Using Velisha Farms as a business example has proved successful for the V.E.G. Program.
“One of things that we do in our classes is that after we talk about a specific compliance obligation, we go out to Catherine’s business and show what we’ve done and how we’ve done it. We’re not just talking about best-practice, we’re actually demonstrating best-practice,” Neil says.
“What people seem to enjoy is the real conversation around best-practice. I’m very blunt in what works, what doesn’t work, what we’ve achieved, how we’ve had to improve or not improve,” she says.
“It’s not just a shiny show of us being a fabulous business, because we also have issues like every other business, and I think that part makes it really helpful and it allows people to connect. There’s some genuine understanding and empathy coming from myself and from them to me.”
During the first half of this year, Neil and Catherine have been offering two presentations for those interested in building their business compliance knowledge.
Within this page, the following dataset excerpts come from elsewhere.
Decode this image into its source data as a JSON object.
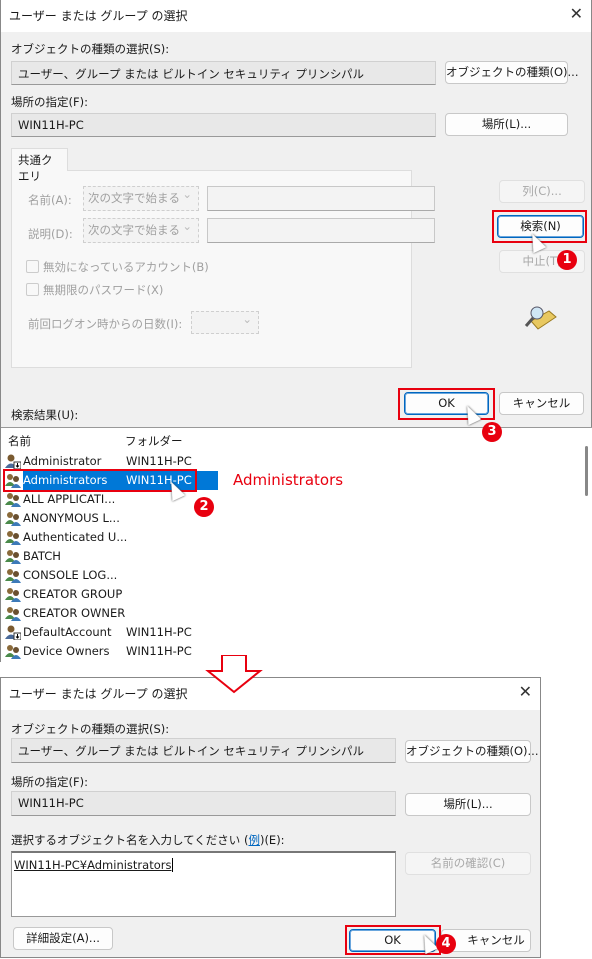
{
  "dialog1": {
    "title": "ユーザー または グループ の選択",
    "object_type_label": "オブジェクトの種類の選択(S):",
    "object_type_value": "ユーザー、グループ または ビルトイン セキュリティ プリンシパル",
    "object_type_button": "オブジェクトの種類(O)...",
    "location_label": "場所の指定(F):",
    "location_value": "WIN11H-PC",
    "location_button": "場所(L)...",
    "tab": "共通クエリ",
    "name_label": "名前(A):",
    "name_mode": "次の文字で始まる",
    "desc_label": "説明(D):",
    "desc_mode": "次の文字で始まる",
    "disabled_accounts": "無効になっているアカウント(B)",
    "nonexpiring_pw": "無期限のパスワード(X)",
    "days_since_logon": "前回ログオン時からの日数(I):",
    "columns_button": "列(C)...",
    "search_button": "検索(N)",
    "stop_button": "中止(T)",
    "ok_button": "OK",
    "cancel_button": "キャンセル",
    "results_label": "検索結果(U):",
    "columns": [
      "名前",
      "フォルダー"
    ],
    "rows": [
      {
        "name": "Administrator",
        "folder": "WIN11H-PC",
        "icon": "user-icon"
      },
      {
        "name": "Administrators",
        "folder": "WIN11H-PC",
        "icon": "group-icon",
        "selected": true
      },
      {
        "name": "ALL APPLICATI...",
        "folder": "",
        "icon": "group-icon"
      },
      {
        "name": "ANONYMOUS L...",
        "folder": "",
        "icon": "group-icon"
      },
      {
        "name": "Authenticated U...",
        "folder": "",
        "icon": "group-icon"
      },
      {
        "name": "BATCH",
        "folder": "",
        "icon": "group-icon"
      },
      {
        "name": "CONSOLE LOG...",
        "folder": "",
        "icon": "group-icon"
      },
      {
        "name": "CREATOR GROUP",
        "folder": "",
        "icon": "group-icon"
      },
      {
        "name": "CREATOR OWNER",
        "folder": "",
        "icon": "group-icon"
      },
      {
        "name": "DefaultAccount",
        "folder": "WIN11H-PC",
        "icon": "user-icon"
      },
      {
        "name": "Device Owners",
        "folder": "WIN11H-PC",
        "icon": "group-icon"
      }
    ]
  },
  "annotation": {
    "selected_label": "Administrators",
    "steps": [
      "1",
      "2",
      "3",
      "4"
    ],
    "color": "#e8000f"
  },
  "dialog2": {
    "title": "ユーザー または グループ の選択",
    "object_type_label": "オブジェクトの種類の選択(S):",
    "object_type_value": "ユーザー、グループ または ビルトイン セキュリティ プリンシパル",
    "object_type_button": "オブジェクトの種類(O)...",
    "location_label": "場所の指定(F):",
    "location_value": "WIN11H-PC",
    "location_button": "場所(L)...",
    "enter_label_pre": "選択するオブジェクト名を入力してください (",
    "enter_label_link": "例",
    "enter_label_post": ")(E):",
    "enter_value": "WIN11H-PC¥Administrators",
    "check_names_button": "名前の確認(C)",
    "advanced_button": "詳細設定(A)...",
    "ok_button": "OK",
    "cancel_button": "キャンセル"
  },
  "colors": {
    "selection": "#0078d7",
    "accent": "#0067c0"
  }
}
These have been delivered via video conference (using Zoom), or participants have tuned into the live stream on YouTube. Recordings have also been made available on YouTube.
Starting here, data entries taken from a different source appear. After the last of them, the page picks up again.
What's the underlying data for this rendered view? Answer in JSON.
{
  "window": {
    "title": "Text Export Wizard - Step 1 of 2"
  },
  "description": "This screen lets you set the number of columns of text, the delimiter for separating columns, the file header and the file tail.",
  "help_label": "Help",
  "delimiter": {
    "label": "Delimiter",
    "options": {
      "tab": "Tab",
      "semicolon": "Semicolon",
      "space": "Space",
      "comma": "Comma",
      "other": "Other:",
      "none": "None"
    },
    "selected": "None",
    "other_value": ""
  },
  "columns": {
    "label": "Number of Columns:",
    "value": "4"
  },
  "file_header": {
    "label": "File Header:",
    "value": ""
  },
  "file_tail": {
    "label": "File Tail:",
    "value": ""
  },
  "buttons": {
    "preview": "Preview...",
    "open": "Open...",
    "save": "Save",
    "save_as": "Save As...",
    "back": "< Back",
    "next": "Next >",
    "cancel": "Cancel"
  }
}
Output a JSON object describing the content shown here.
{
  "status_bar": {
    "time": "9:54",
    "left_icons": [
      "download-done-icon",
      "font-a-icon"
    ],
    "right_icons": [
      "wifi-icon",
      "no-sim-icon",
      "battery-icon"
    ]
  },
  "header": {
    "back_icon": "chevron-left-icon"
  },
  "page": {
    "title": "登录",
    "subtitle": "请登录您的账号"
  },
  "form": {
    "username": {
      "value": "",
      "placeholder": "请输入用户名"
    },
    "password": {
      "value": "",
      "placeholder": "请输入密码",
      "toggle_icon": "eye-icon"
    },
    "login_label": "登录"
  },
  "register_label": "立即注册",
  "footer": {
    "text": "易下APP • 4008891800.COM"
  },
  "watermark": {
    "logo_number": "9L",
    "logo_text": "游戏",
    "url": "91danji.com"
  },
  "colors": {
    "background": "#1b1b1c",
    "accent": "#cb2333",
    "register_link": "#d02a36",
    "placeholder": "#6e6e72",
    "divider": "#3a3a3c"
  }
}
One presentation was helping participants to navigate understanding the business implications of The Victorian Workplace Safety Legislation Amendment (Workplace Manslaughter and Other Matters) Bill 2019. This will be implemented on 1 July 2020.
The next presentation focused on COVID-19, and outlined best-practice frameworks and compliance precautions, using the Fair Work, Occupational Health & Safety Acts as its foundation to implement simple and clear steps immediately in your business.
“Participants received information about how to protect themselves. I think even for me, having someone like Neil being able to walk through this hand-in-hand makes you far more likely to be proactive and comply, because you feel like there’s support and you have the knowledge,” Catherine says.
Previously, there have been other one-day programs focusing on subjects such as the importance of leadership; innovation and evolution; market competitiveness; and capital and future growth.
The V.E.G. Program is looking to expand its capabilities and international reach, particularly as Catherine undertakes a Nuffield Scholarship, which will see her travel around the world over the next 12-18 months.
“We’ve got a lot of interest from different organisations wanting us to do both in-house training and to attend our training sessions. And what we’re seeing is that different organisations have different needs. Some are in different places in terms of their compliance obligations – there are some that are advanced, where some aren’t that advanced at all,” Catherine says.
Obtaining registered training organisation (RTO) accreditation is also on the agenda.
“Because we’ve had interest from other states, we just need to make sure that we are compliant from a national perspective. So, we see the RTO route as a way in which to channel that,” Neil says.
In the meantime, Catherine has a message for businesses who were in her position three years ago.
“As we started to introduce really strong processes and compliance, I realised that this was something that was of real benefit to business and not something to be feared,” she says.
“I just want to help other businesses to not fear it (and subsequently avoid it).”